The cover of Elizabeth McKenzie’s The Portable Veblen, baby blue, bubble-gum pink, and daffodil yellow, with a drawing of a squirrel, gives you some sense of the book’s quirky charm. (Words like “antic,” squirrely words, come to mind). Did you note the speech bubbles? Our heroine, Veblen, talks to a squirrel, and hears him talk back.
Does this make the book sound unbearably twee? I thought it avoided that, though sometimes just barely. It’s a romantic comedy, a family drama, a satire of sorts of conspicuous consumption, Big Pharma, and the military-industrial complex. It is quirky and oddball, and often very funny. But under all the oddball quirks, its depiction of two people–Veblen and her fiancé, Paul–trying to come to terms with their pasts and figure out who they are so that they can make a future together is moving and real.
Last week’s New York Times featured a piece by Alain de Botton titled “Why You Will Marry the Wrong Person.” Partly, he says, it’s because we’re all a bit nutty–acorny? (who can resist the squirrel-related jokes?):
We seem normal only to those who don’t know us very well. In a wiser, more self-aware society than our own, a standard question on any early dinner date would be: “And how are you crazy?”
This is something Paul and Veblen might have been wise to ask each other. And they probably should have inquired about each other’s parents, too. Often, de Botton goes on, we choose wrong because we’re trying, unconsciously, to recreate the messed-up relationships of the families we grew up in. But it’s OK; we can make that mess work.
Rather than some notional idea of perfect complementarity, it is the capacity to tolerate differences with generosity that is the true marker of the “not overly wrong” person. Compatibility is an achievement of love; it must not be its precondition.
You may well not agree with de Botton; I mostly do. But I was reminded of his words as I read The Portable Veblen, which seemed to take a similar view. Veblen, who is not at all sure about becoming engaged, thinks things like
Was this the stuff married life would be made of, two people making way for the confounding spectacle of the other, bewildered and slightly afraid?
Paul and Veblen love each other, but they don’t want the same things. Paul is striving to escape his hippie family and aiming for the mainstream success that will assuage his feelings of inadequacy. He has developed a device for doing battlefield craniotomies, and is wooed away from Stanford by Hutmacher Pharmaceuticals–and in particular by Cloris Hutmacher–where he falls into moral quagmires involving shoddy research and backroom deals with government agencies. It gets bad enough that someone reminds him of the plot of The Fugitive. Will he come to his senses in time to keep Veblen?
Veblen, meanwhile–who is named for the “witty critic of capitalism” Thorstein Veblen–has little interest in material things.

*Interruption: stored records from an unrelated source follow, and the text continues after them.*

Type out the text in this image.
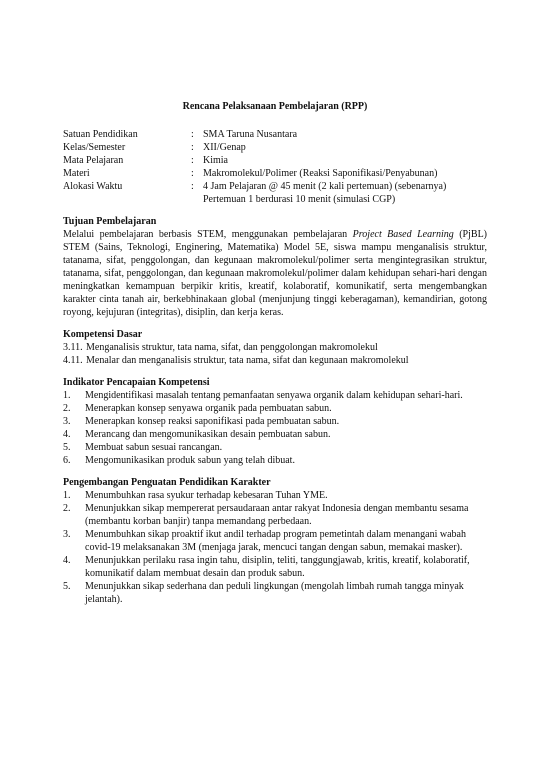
Rencana Pelaksanaan Pembelajaran (RPP)
Satuan Pendidikan	: SMA Taruna Nusantara
Kelas/Semester	: XII/Genap
Mata Pelajaran	: Kimia
Materi	: Makromolekul/Polimer (Reaksi Saponifikasi/Penyabunan)
Alokasi Waktu	: 4 Jam Pelajaran @ 45 menit (2 kali pertemuan) (sebenarnya) Pertemuan 1 berdurasi 10 menit (simulasi CGP)
Tujuan Pembelajaran
Melalui pembelajaran berbasis STEM, menggunakan pembelajaran Project Based Learning (PjBL) STEM (Sains, Teknologi, Enginering, Matematika) Model 5E, siswa mampu menganalisis struktur, tatanama, sifat, penggolongan, dan kegunaan makromolekul/polimer serta mengintegrasikan struktur, tatanama, sifat, penggolongan, dan kegunaan makromolekul/polimer dalam kehidupan sehari-hari dengan meningkatkan kemampuan berpikir kritis, kreatif, kolaboratif, komunikatif, serta mengembangkan karakter cinta tanah air, berkebhinakaan global (menjunjung tinggi keberagaman), kemandirian, gotong royong, kejujuran (integritas), disiplin, dan kerja keras.
Kompetensi Dasar
3.11. Menganalisis struktur, tata nama, sifat, dan penggolongan makromolekul
4.11. Menalar dan menganalisis struktur, tata nama, sifat dan kegunaan makromolekul
Indikator Pencapaian Kompetensi
1.	Mengidentifikasi masalah tentang pemanfaatan senyawa organik dalam kehidupan sehari-hari.
2.	Menerapkan konsep senyawa organik pada pembuatan sabun.
3.	Menerapkan konsep reaksi saponifikasi pada pembuatan sabun.
4.	Merancang dan mengomunikasikan desain pembuatan sabun.
5.	Membuat sabun sesuai rancangan.
6.	Mengomunikasikan produk sabun yang telah dibuat.
Pengembangan Penguatan Pendidikan Karakter
1.	Menumbuhkan rasa syukur terhadap kebesaran Tuhan YME.
2.	Menunjukkan sikap mempererat persaudaraan antar rakyat Indonesia dengan membantu sesama (membantu korban banjir) tanpa memandang perbedaan.
3.	Menumbuhkan sikap proaktif ikut andil terhadap program pemetintah dalam menangani wabah covid-19 melaksanakan 3M (menjaga jarak, mencuci tangan dengan sabun, memakai masker).
4.	Menunjukkan perilaku rasa ingin tahu, disiplin, teliti, tanggungjawab, kritis, kreatif, kolaboratif, komunikatif dalam membuat desain dan produk sabun.
5.	Menunjukkan sikap sederhana dan peduli lingkungan (mengolah limbah rumah tangga minyak jelantah).
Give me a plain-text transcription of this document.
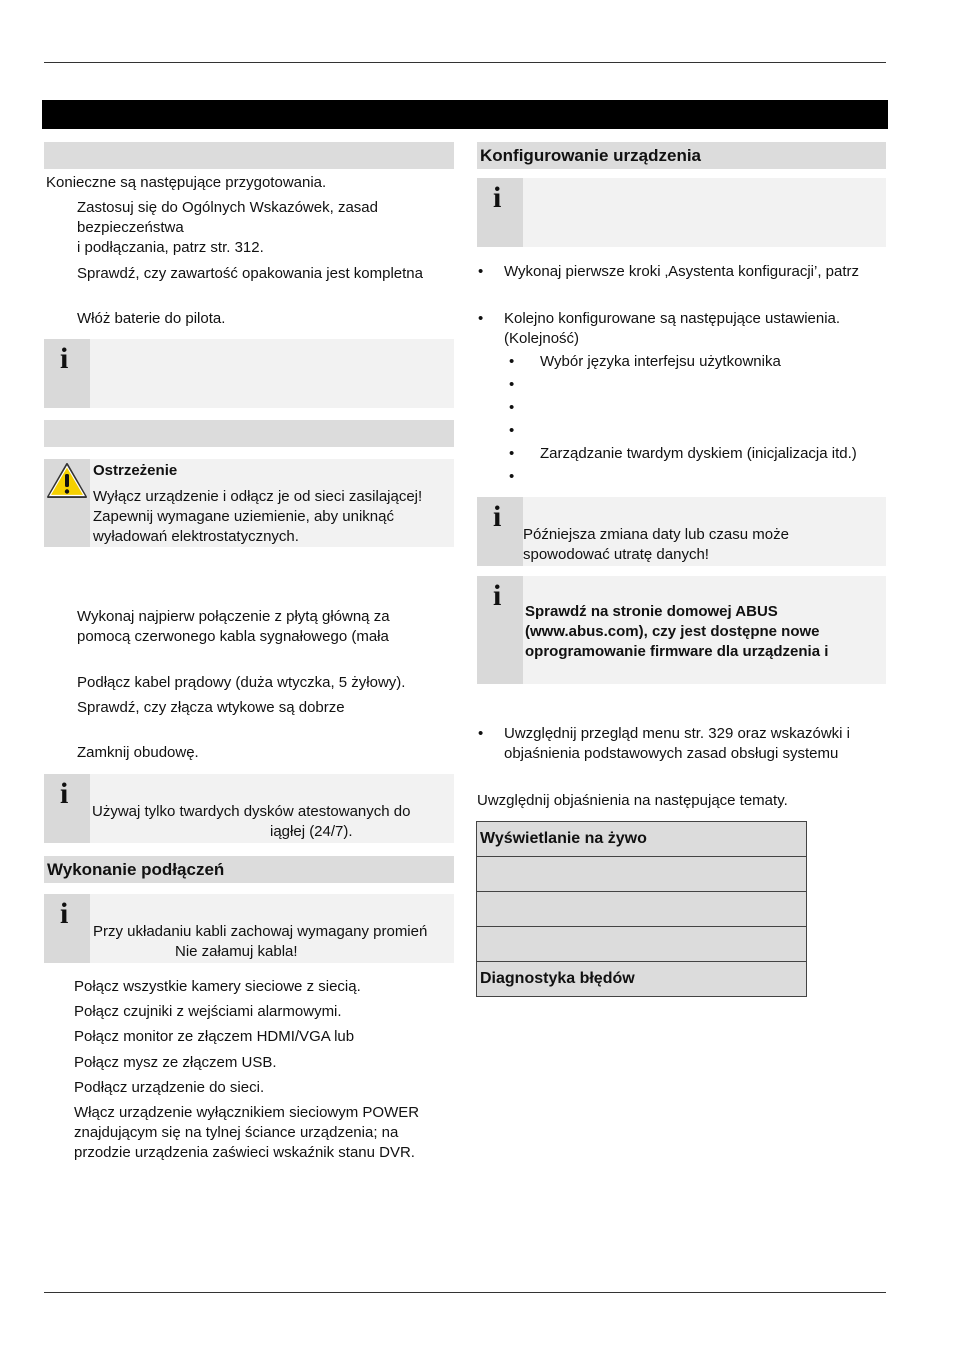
Konieczne są następujące przygotowania.
Zastosuj się do Ogólnych Wskazówek, zasad
bezpieczeństwa
i podłączania, patrz str. 312.
Sprawdź, czy zawartość opakowania jest kompletna
Włóż baterie do pilota.
i
Ostrzeżenie
Wyłącz urządzenie i odłącz je od sieci zasilającej!
Zapewnij wymagane uziemienie, aby uniknąć
wyładowań elektrostatycznych.
Wykonaj najpierw połączenie z płytą główną za
pomocą czerwonego kabla sygnałowego (mała
Podłącz kabel prądowy (duża wtyczka, 5 żyłowy).
Sprawdź, czy złącza wtykowe są dobrze
Zamknij obudowę.
i
Używaj tylko twardych dysków atestowanych do
iągłej (24/7).
Wykonanie podłączeń
i
Przy układaniu kabli zachowaj wymagany promień
Nie załamuj kabla!
Połącz wszystkie kamery sieciowe z siecią.
Połącz czujniki z wejściami alarmowymi.
Połącz monitor ze złączem HDMI/VGA lub
Połącz mysz ze złączem USB.
Podłącz urządzenie do sieci.
Włącz urządzenie wyłącznikiem sieciowym POWER
znajdującym się na tylnej ściance urządzenia; na
przodzie urządzenia zaświeci wskaźnik stanu DVR.
Konfigurowanie urządzenia
i
• Wykonaj pierwsze kroki ‚Asystenta konfiguracji’, patrz
• Kolejno konfigurowane są następujące ustawienia.
(Kolejność)
• Wybór języka interfejsu użytkownika
•
•
•
• Zarządzanie twardym dyskiem (inicjalizacja itd.)
•
i
Późniejsza zmiana daty lub czasu może
spowodować utratę danych!
i Sprawdź na stronie domowej ABUS
(www.abus.com), czy jest dostępne nowe
oprogramowanie firmware dla urządzenia i
• Uwzględnij przegląd menu str. 329 oraz wskazówki i
objaśnienia podstawowych zasad obsługi systemu
Uwzględnij objaśnienia na następujące tematy.
Wyświetlanie na żywo

Diagnostyka błędów
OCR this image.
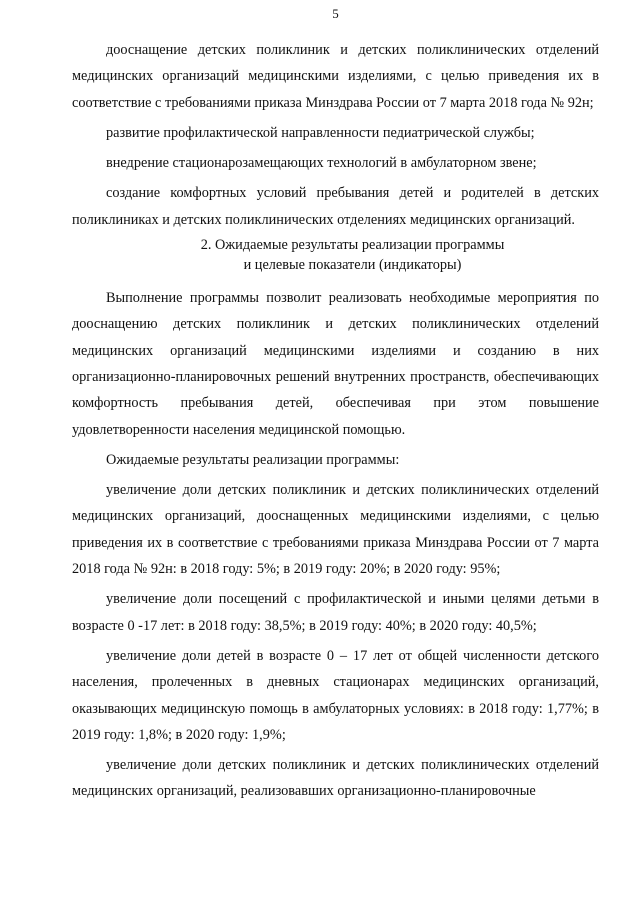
5

дооснащение детских поликлиник и детских поликлинических отделений медицинских организаций медицинскими изделиями, с целью приведения их в соответствие с требованиями приказа Минздрава России от 7 марта 2018 года № 92н;

развитие профилактической направленности педиатрической службы;

внедрение стационарозамещающих технологий в амбулаторном звене;

создание комфортных условий пребывания детей и родителей в детских поликлиниках и детских поликлинических отделениях медицинских организаций.

2. Ожидаемые результаты реализации программы
и целевые показатели (индикаторы)

Выполнение программы позволит реализовать необходимые мероприятия по дооснащению детских поликлиник и детских поликлинических отделений медицинских организаций медицинскими изделиями и созданию в них организационно-планировочных решений внутренних пространств, обеспечивающих комфортность пребывания детей, обеспечивая при этом повышение удовлетворенности населения медицинской помощью.

Ожидаемые результаты реализации программы:

увеличение доли детских поликлиник и детских поликлинических отделений медицинских организаций, дооснащенных медицинскими изделиями, с целью приведения их в соответствие с требованиями приказа Минздрава России от 7 марта 2018 года № 92н: в 2018 году: 5%; в 2019 году: 20%; в 2020 году: 95%;

увеличение доли посещений с профилактической и иными целями детьми в возрасте 0 -17 лет: в 2018 году: 38,5%; в 2019 году: 40%; в 2020 году: 40,5%;

увеличение доли детей в возрасте 0 – 17 лет от общей численности детского населения, пролеченных в дневных стационарах медицинских организаций, оказывающих медицинскую помощь в амбулаторных условиях: в 2018 году: 1,77%; в 2019 году: 1,8%; в 2020 году: 1,9%;

увеличение доли детских поликлиник и детских поликлинических отделений медицинских организаций, реализовавших организационно-планировочные
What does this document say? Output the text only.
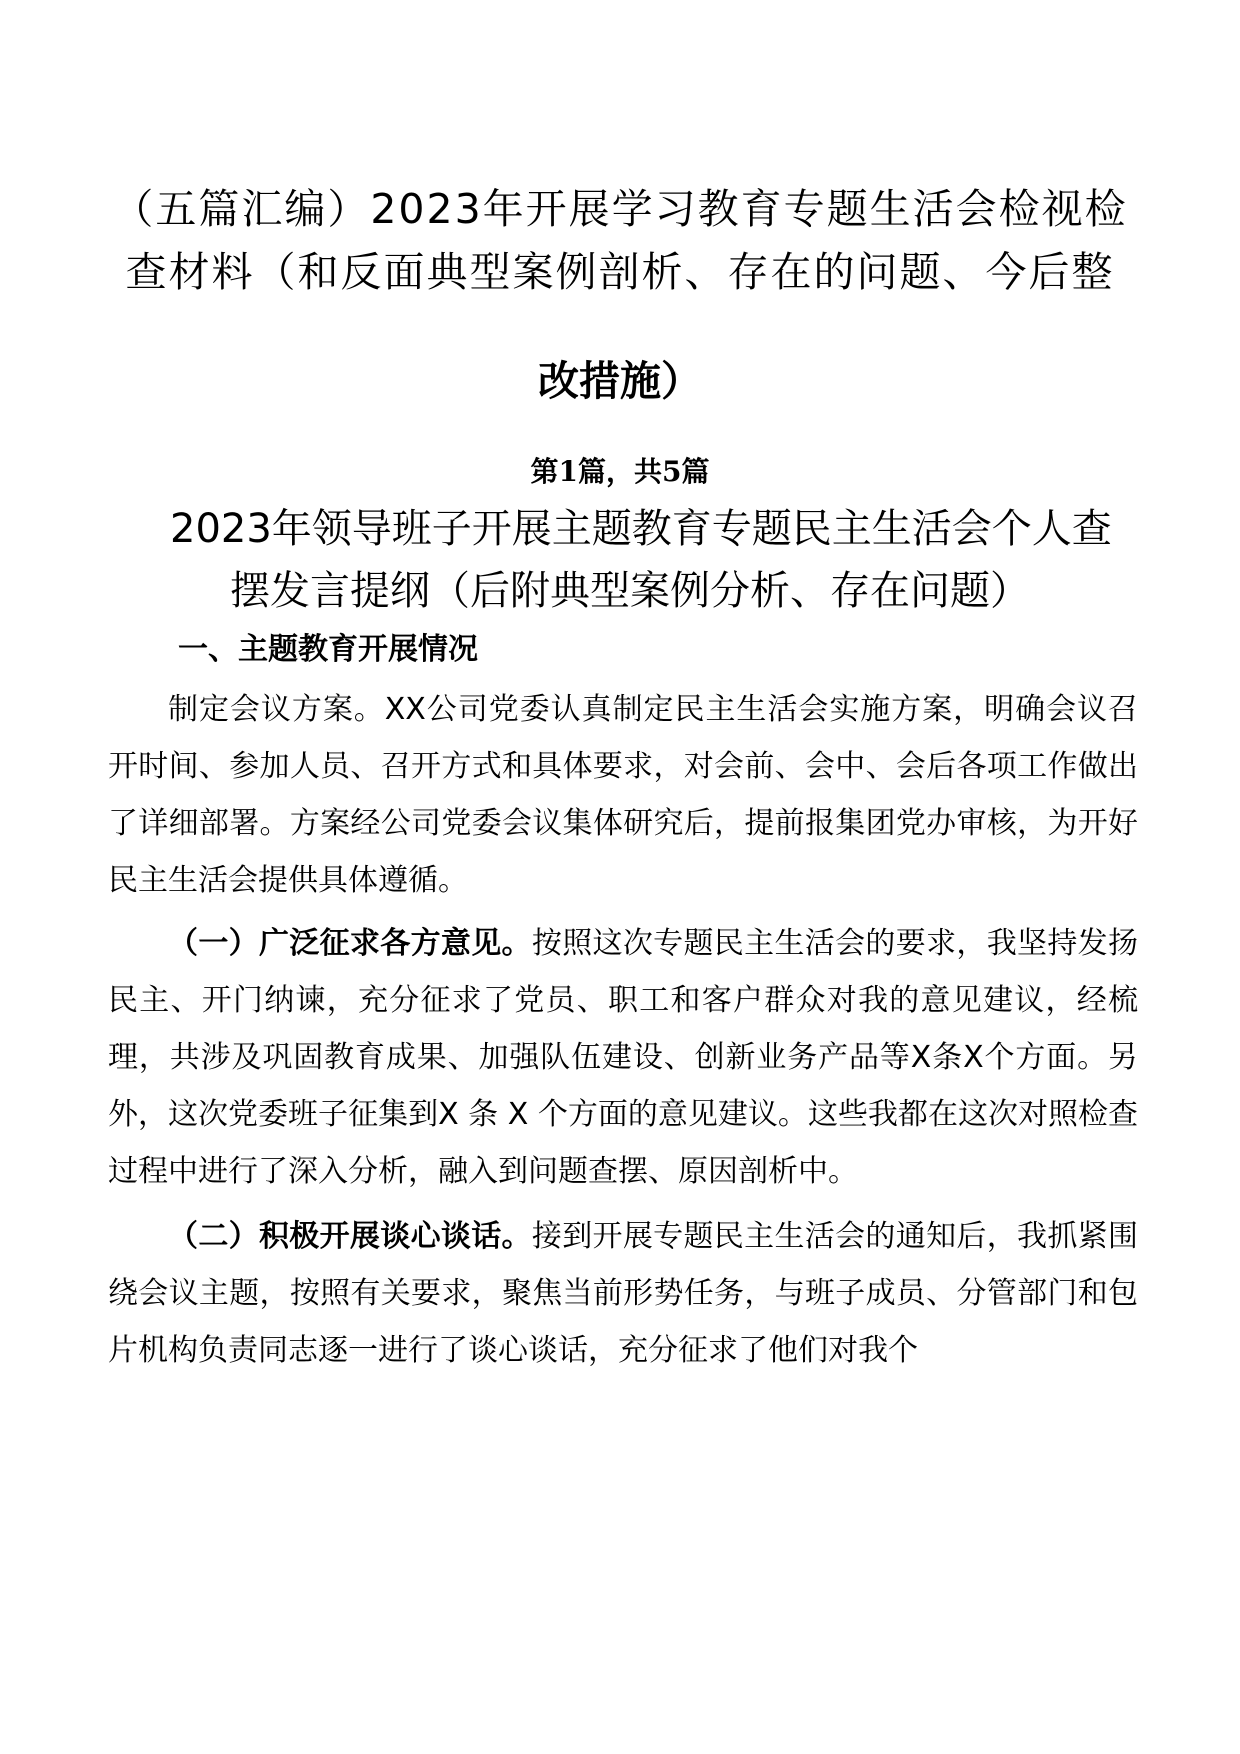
（五篇汇编）2023年开展学习教育专题生活会检视检查材料（和反面典型案例剖析、存在的问题、今后整
改措施）
第1篇，共5篇
2023年领导班子开展主题教育专题民主生活会个人查
摆发言提纲（后附典型案例分析、存在问题）
一、主题教育开展情况

制定会议方案。XX公司党委认真制定民主生活会实施方案，明确会议召开时间、参加人员、召开方式和具体要求，对会前、会中、会后各项工作做出了详细部署。方案经公司党委会议集体研究后，提前报集团党办审核，为开好民主生活会提供具体遵循。

（一）广泛征求各方意见。按照这次专题民主生活会的要求，我坚持发扬民主、开门纳谏，充分征求了党员、职工和客户群众对我的意见建议，经梳理，共涉及巩固教育成果、加强队伍建设、创新业务产品等X条X个方面。另外，这次党委班子征集到X 条 X 个方面的意见建议。这些我都在这次对照检查过程中进行了深入分析，融入到问题查摆、原因剖析中。

（二）积极开展谈心谈话。接到开展专题民主生活会的通知后，我抓紧围绕会议主题，按照有关要求，聚焦当前形势任务，与班子成员、分管部门和包片机构负责同志逐一进行了谈心谈话，充分征求了他们对我个
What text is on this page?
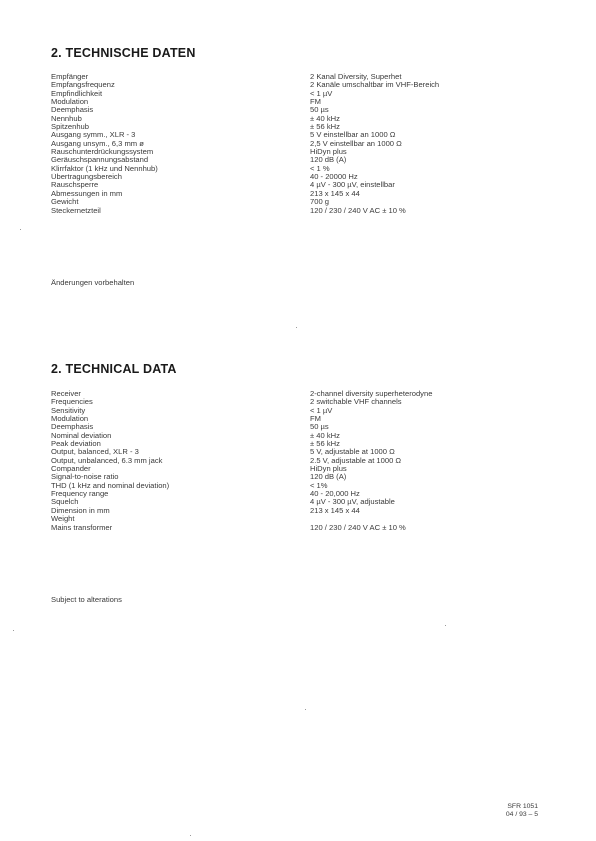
2. TECHNISCHE DATEN
Empfänger	2 Kanal Diversity, Superhet
Empfangsfrequenz	2 Kanäle umschaltbar im VHF-Bereich
Empfindlichkeit	< 1 µV
Modulation	FM
Deemphasis	50 µs
Nennhub	± 40 kHz
Spitzenhub	± 56 kHz
Ausgang symm., XLR - 3	5 V einstellbar an 1000 Ω
Ausgang unsym., 6,3 mm ø	2,5 V einstellbar an 1000 Ω
Rauschunterdrückungssystem	HiDyn plus
Geräuschspannungsabstand	120 dB (A)
Klirrfaktor (1 kHz und Nennhub)	< 1 %
Übertragungsbereich	40 - 20000 Hz
Rauschsperre	4 µV - 300 µV, einstellbar
Abmessungen in mm	213 x 145 x 44
Gewicht	700 g
Steckernetzteil	120 / 230 / 240 V AC ± 10 %

Änderungen vorbehalten

2. TECHNICAL DATA
Receiver	2-channel diversity superheterodyne
Frequencies	2 switchable VHF channels
Sensitivity	< 1 µV
Modulation	FM
Deemphasis	50 µs
Nominal deviation	± 40 kHz
Peak deviation	± 56 kHz
Output, balanced, XLR - 3	5 V, adjustable at 1000 Ω
Output, unbalanced, 6.3 mm jack	2.5 V, adjustable at 1000 Ω
Compander	HiDyn plus
Signal-to-noise ratio	120 dB (A)
THD (1 kHz and nominal deviation)	< 1%
Frequency range	40 - 20,000 Hz
Squelch	4 µV - 300 µV, adjustable
Dimension in mm	213 x 145 x 44
Weight
Mains transformer	120 / 230 / 240 V AC ± 10 %

Subject to alterations

SFR 1051
04 / 93 – 5
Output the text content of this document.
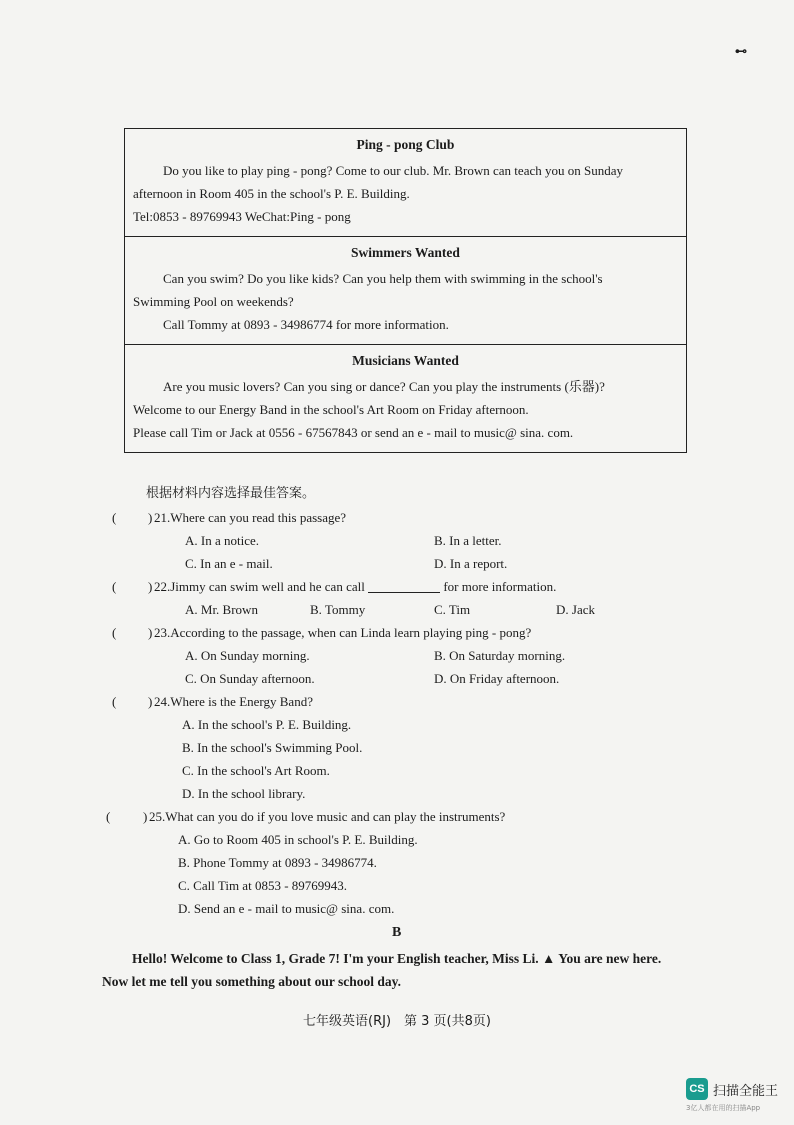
⊷
Ping - pong Club

Do you like to play ping - pong? Come to our club. Mr. Brown can teach you on Sunday

afternoon in Room 405 in the school's P. E. Building.

Tel:0853 - 89769943 WeChat:Ping - pong

Swimmers Wanted

Can you swim? Do you like kids? Can you help them with swimming in the school's

Swimming Pool on weekends?

Call Tommy at 0893 - 34986774 for more information.

Musicians Wanted

Are you music lovers? Can you sing or dance? Can you play the instruments (乐器)?

Welcome to our Energy Band in the school's Art Room on Friday afternoon.

Please call Tim or Jack at 0556 - 67567843 or send an e - mail to music@ sina. com.

根据材料内容选择最佳答案。
( ) 21.Where can you read this passage?
A. In a notice.	B. In a letter.
C. In an e - mail.	D. In a report.
( ) 22.Jimmy can swim well and he can call	for more information.
A. Mr. Brown	B. Tommy	C. Tim	D. Jack
( ) 23.According to the passage, when can Linda learn playing ping - pong?
A. On Sunday morning.	B. On Saturday morning.
C. On Sunday afternoon.	D. On Friday afternoon.
( ) 24.Where is the Energy Band?
A. In the school's P. E. Building.
B. In the school's Swimming Pool.
C. In the school's Art Room.
D. In the school library.
(	) 25.What can you do if you love music and can play the instruments?
A. Go to Room 405 in school's P. E. Building.
B. Phone Tommy at 0893 - 34986774.
C. Call Tim at 0853 - 89769943.
D. Send an e - mail to music@ sina. com.
B

Hello! Welcome to Class 1, Grade 7! I'm your English teacher, Miss Li. ▲ You are new here. Now let me tell you something about our school day.

七年级英语(RJ)　第 3 页(共8页)
CS 扫描全能王
3亿人都在用的扫描App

She has grown up placating her narcissistic, hypochondriac mother and is an inveterate peace-keeper and “cheerer-upper.” Paul seems to love her in some ways because she reminds him of his own family, but he wants to remake her, too, as he is remaking himself. Can Veblen learn to stand up for herself and her desires, or will she be miserably subsumed into Paul’s life?
Did I frame that enough like a romance blurb? Ever since I started reading genre romance, I’ve been interested in literary fiction that explores some of the same territory, and that was certainly true here. Despite the “larger” economic themes and references to Thorstein Veblen and William James, this story is at heart a conventional courtship plot. It may open with the betrothal, but Paul and Veblen haven’t yet overcome the obstacles to being happy together. For a while, I didn’t think they would and wasn’t sure I wanted them to. But this is a romantic comedy, in every sense (I guess that’s a spoiler, but romance readers know it’s the journey to the happy ending, not the ending itself, that is surprising and interesting).
Like de Botton, Veblen finds her way to a more hopeful view of marriage than she had at the start:
A wedding is the time and place to recognize the full clutch of the past in the negotiation of a shared future. Try devoting a few pages to that, Brides magazine!
Quirky and goofy but thoughtful and full of heart, The Portable Veblen was very satisfying.